# Why



## fla_scout

I have to ask why the Woody out of area thread was closed. Was it when someone asked why it was a big deal and then a member being honest about the forum moderators being the ones beating him up then it got closed? The thread didn't get into name calling for the most part but once it was reported the moderators were the ones bashing him that it got close. 

I just ask why?


----------



## Worn Out

*Fair question...*

The ruckus didn't seem to be caused by Woody, it seems it
was others slamming him..


----------



## MikeG

That's a long story. Your beating a dead horse


----------



## sniperpeeps

I was wondering the same thing. Had hoped he was going to post some video.


----------



## John B.

Shake my head...

Sent from my LG G2X using Forum Runner


----------



## Ocean Master

Who cares..


----------



## fla_scout

Ocean Master said:


> Who cares..


I do or I wouldn't have asked.
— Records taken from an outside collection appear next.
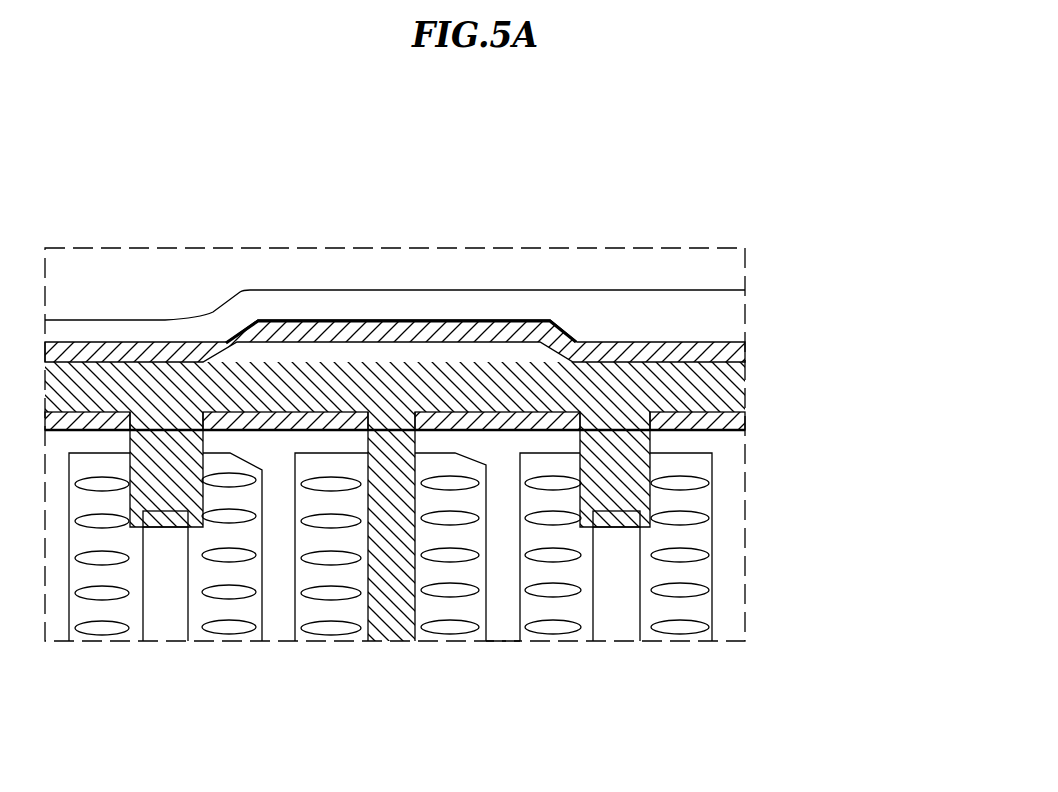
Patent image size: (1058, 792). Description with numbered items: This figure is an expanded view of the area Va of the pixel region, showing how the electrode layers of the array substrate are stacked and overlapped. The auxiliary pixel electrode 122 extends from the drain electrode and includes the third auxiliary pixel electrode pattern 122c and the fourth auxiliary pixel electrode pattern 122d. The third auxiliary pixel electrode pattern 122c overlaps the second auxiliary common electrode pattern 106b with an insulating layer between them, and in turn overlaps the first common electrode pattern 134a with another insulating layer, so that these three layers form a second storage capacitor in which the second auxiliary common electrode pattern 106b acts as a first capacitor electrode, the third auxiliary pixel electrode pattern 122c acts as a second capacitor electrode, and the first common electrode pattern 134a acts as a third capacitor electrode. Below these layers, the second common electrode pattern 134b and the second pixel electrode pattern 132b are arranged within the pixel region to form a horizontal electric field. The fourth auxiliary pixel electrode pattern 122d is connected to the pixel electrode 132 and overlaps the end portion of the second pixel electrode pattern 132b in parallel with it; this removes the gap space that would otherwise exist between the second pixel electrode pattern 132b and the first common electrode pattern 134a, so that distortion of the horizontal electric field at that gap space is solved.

The area Va is at (722, 248).
The auxiliary pixel electrode 122 is at (317, 326).
The third auxiliary pixel electrode pattern 122c is at (745, 382).
The fourth auxiliary pixel electrode pattern 122d is at (655, 462).
The first common electrode pattern 134a is at (602, 308).
The second common electrode pattern 134b is at (500, 641).
The second auxiliary common electrode pattern 106b is at (665, 340).
The second pixel electrode pattern 132b is at (640, 576).
The pixel electrode 132 is at (482, 547).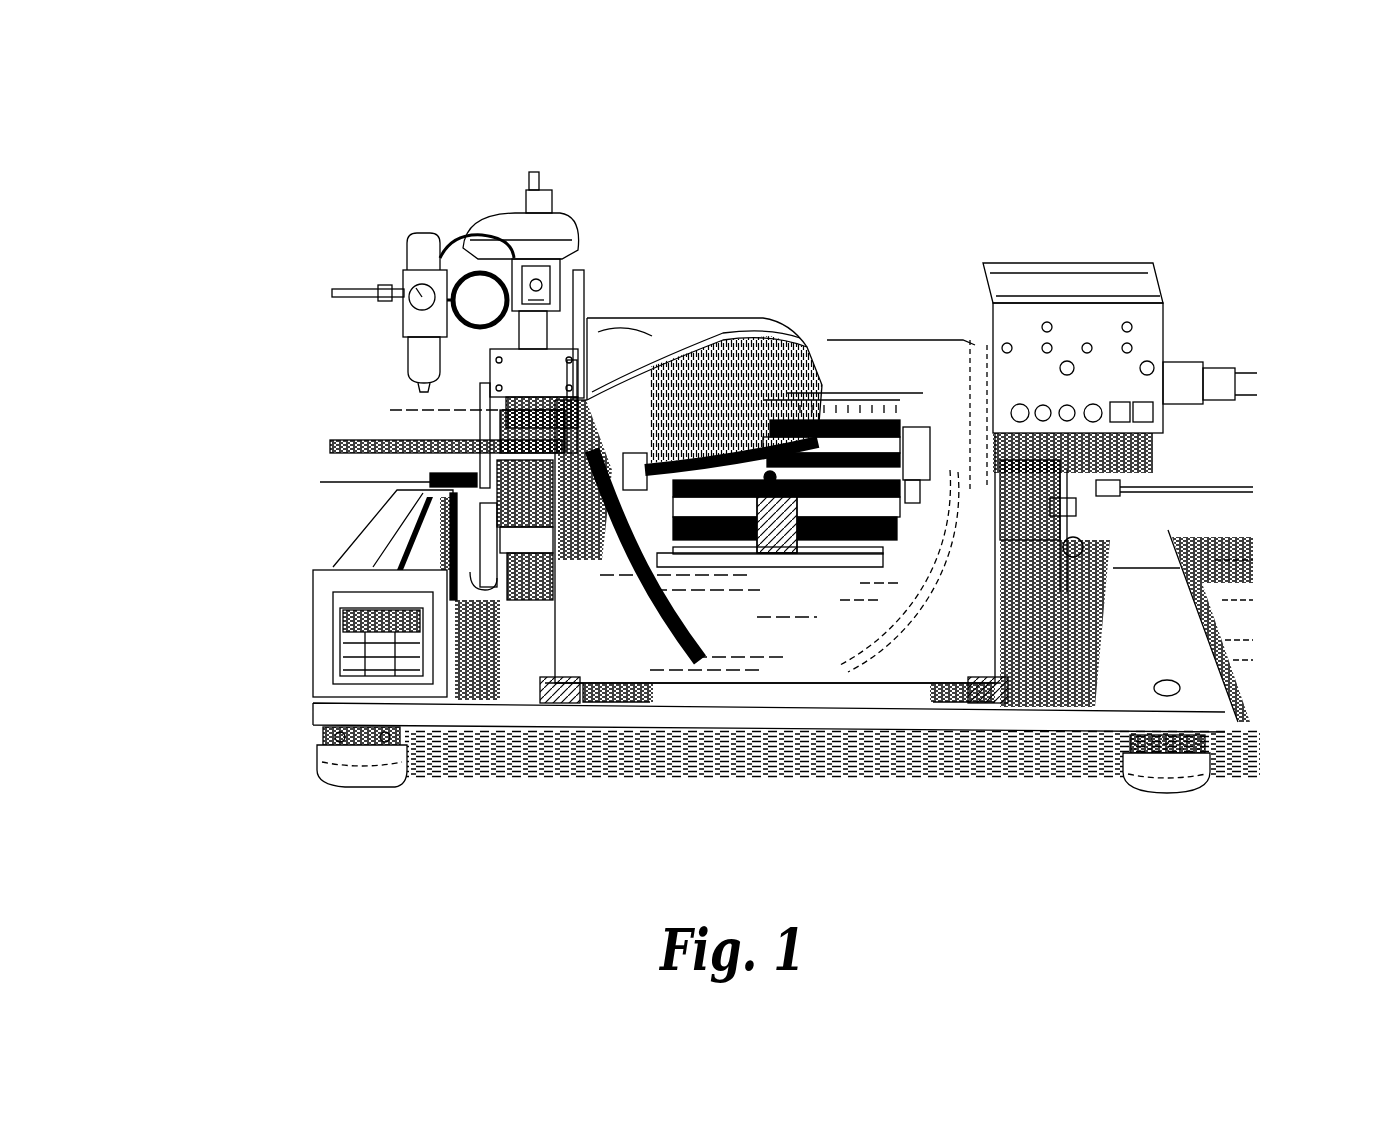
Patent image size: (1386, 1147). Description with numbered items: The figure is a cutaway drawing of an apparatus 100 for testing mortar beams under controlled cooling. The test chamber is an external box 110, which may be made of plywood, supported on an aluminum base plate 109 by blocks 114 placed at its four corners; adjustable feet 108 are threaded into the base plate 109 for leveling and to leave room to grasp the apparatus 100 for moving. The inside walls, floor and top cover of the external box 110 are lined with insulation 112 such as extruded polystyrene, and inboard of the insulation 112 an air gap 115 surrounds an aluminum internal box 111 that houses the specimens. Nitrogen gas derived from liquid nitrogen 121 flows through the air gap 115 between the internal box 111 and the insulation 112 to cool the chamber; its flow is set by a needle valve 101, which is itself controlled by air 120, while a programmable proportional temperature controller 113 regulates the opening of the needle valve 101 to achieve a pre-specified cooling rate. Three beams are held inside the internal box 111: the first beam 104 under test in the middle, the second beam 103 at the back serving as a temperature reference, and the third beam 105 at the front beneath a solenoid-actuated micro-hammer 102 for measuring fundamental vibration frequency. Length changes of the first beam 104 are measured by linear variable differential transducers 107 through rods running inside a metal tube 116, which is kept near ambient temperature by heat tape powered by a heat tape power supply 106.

The apparatus 100 is at (420, 126).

Got any more questions for me?


----------



## fisheye48

still find it funny woody has pulled the wool over most everyones eyes about how great he is


----------



## fla_scout

DoneDeal2 said:


> That's a long story. Your beating a dead horse


I don't mind beating a dead horse. Was just asking a simple question.


----------



## fla_scout

fisheye48 said:


> still find it funny woody has pulled the wool over most everyones eyes about how great he is


No wool pulled over my eyes fisheye. Hell I've never met him in person, I was just asking.


----------



## billin

*Woody*

How great he is? Never heard him say that he catches a few fish and post pictures of it and gets beat to he'll for doing it. Your fishing pictures would be where? I don't get it one person on the forum fishes alot and post pictures which is a good thing for the forum and you guys tear him up for it the real question is why put up with this forum?


----------



## MikeG

I guess it goes way back. I don't know the guy, I've just heard slot of rumors on here from several years ago. I know he would post alot of crap about his hunting area back then.


----------



## Realtor

only know him through a few other forum members. I will tell you this, I wish I had the experience and knowledge he has concerning offshore/blue water fishing.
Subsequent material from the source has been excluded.